If the goal is to get students to vote for a motion, then why not open up an online community where students can find these motions and get involved? There are a multitude of ways to do it, some of them are as simple as Facebook posts, or an updated page on their website detailing the motions.

Voting shouldn’t be open indefinitely but it could be open for a week to provide people with plenty of opportunities to vote. Combine all of those opportunities with the ease that comes from being able to get involved virtually.  While moving onto a more digital platform is not a guarantee that engagement will increase, at this point things can’t really get any worse.

As disheartening as it is that no student measures were put forward and that this GA was another failure, we shouldn’t give up on the idea of direct democratic participation on campus.

Creating a system that creates results that students will actually use won’t be easy, but effective communication is important. A good sign is that the current Student Federation of the University of Ottawa (SFUO) executives listened to students and made the GA on campus, and during a time that wouldn’t conflict with class, in an attempt to give more students the chance to attend.

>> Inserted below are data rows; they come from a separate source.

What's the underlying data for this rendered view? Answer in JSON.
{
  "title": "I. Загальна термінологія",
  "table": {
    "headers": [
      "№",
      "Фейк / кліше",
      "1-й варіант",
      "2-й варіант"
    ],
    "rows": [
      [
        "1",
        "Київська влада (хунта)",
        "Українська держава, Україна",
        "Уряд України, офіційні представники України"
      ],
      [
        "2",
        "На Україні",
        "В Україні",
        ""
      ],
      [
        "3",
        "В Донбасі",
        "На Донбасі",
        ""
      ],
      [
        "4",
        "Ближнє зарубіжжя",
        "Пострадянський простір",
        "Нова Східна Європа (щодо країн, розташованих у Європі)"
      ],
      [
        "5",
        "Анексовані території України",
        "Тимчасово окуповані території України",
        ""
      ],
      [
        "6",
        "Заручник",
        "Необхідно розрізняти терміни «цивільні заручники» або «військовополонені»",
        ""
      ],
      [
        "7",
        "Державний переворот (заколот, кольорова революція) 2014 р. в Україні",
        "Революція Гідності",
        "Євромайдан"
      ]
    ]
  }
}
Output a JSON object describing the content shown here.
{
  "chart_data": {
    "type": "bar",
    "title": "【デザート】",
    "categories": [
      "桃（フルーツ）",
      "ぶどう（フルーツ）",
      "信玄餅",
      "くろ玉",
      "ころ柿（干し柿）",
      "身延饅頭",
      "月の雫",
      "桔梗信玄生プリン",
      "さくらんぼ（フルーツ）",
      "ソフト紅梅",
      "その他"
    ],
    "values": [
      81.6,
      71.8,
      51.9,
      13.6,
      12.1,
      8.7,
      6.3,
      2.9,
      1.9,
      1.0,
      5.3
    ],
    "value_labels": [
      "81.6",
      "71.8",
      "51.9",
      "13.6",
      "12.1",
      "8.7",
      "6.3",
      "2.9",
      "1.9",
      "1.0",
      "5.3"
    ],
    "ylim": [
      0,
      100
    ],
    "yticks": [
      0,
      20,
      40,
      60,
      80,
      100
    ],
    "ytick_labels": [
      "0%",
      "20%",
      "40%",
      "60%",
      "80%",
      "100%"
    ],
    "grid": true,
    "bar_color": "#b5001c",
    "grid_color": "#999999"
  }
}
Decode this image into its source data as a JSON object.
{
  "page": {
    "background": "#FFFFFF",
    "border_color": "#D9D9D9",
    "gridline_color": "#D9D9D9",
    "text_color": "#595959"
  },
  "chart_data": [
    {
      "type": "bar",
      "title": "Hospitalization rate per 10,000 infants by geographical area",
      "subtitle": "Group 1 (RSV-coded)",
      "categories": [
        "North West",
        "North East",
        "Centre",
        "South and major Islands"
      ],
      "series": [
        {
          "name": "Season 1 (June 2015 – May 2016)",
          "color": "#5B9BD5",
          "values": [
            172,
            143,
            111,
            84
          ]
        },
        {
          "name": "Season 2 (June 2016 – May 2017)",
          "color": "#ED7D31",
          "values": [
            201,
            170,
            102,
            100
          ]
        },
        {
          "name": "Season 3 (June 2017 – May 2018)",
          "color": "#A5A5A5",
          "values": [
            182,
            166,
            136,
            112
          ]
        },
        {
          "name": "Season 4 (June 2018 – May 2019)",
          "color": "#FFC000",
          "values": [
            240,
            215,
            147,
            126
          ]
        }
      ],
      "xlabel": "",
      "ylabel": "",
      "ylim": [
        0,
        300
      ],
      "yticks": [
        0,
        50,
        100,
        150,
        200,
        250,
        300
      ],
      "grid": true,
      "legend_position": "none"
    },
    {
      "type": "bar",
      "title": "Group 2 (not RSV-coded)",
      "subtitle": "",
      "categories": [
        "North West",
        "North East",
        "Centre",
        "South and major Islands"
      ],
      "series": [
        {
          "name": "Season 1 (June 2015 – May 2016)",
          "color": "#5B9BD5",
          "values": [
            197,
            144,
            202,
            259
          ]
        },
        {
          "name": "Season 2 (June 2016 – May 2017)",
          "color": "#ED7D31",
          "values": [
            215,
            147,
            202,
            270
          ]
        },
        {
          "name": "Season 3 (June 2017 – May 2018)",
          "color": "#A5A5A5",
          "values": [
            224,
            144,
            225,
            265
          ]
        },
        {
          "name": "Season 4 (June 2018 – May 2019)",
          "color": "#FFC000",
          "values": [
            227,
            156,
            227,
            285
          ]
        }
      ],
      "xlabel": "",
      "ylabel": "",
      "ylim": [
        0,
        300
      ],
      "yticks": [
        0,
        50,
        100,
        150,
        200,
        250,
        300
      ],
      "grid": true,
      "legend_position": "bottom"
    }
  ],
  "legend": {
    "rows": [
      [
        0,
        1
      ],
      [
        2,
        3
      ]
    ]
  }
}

Unfortunately, there is much less that the SFUO can do to solve the problem of no motions being submitted, since it is up to those who bring up the motion to find their 100 names. The fact that no motions were brought forward speaks to a deeper vein of political apathy that isn’t going to be solved by a quick fix, like making things digital.

The problem of political apathy isn’t helped by the fact that the SFUO didn’t release any social media posts letting students know the GA was taking place, though they did send out mass e-mails. Students can’t be expected to get involved if they don’t know what’s happening and the SFUO has to adopt a more aggressive promotion campaign if they’re planning on sticking with the GA model.

After a General Assembly which didn’t even have motions submitted for debate, let alone meet quorum, it’s time to rethink what direct participation in student government looks like on the University of Ottawa campus.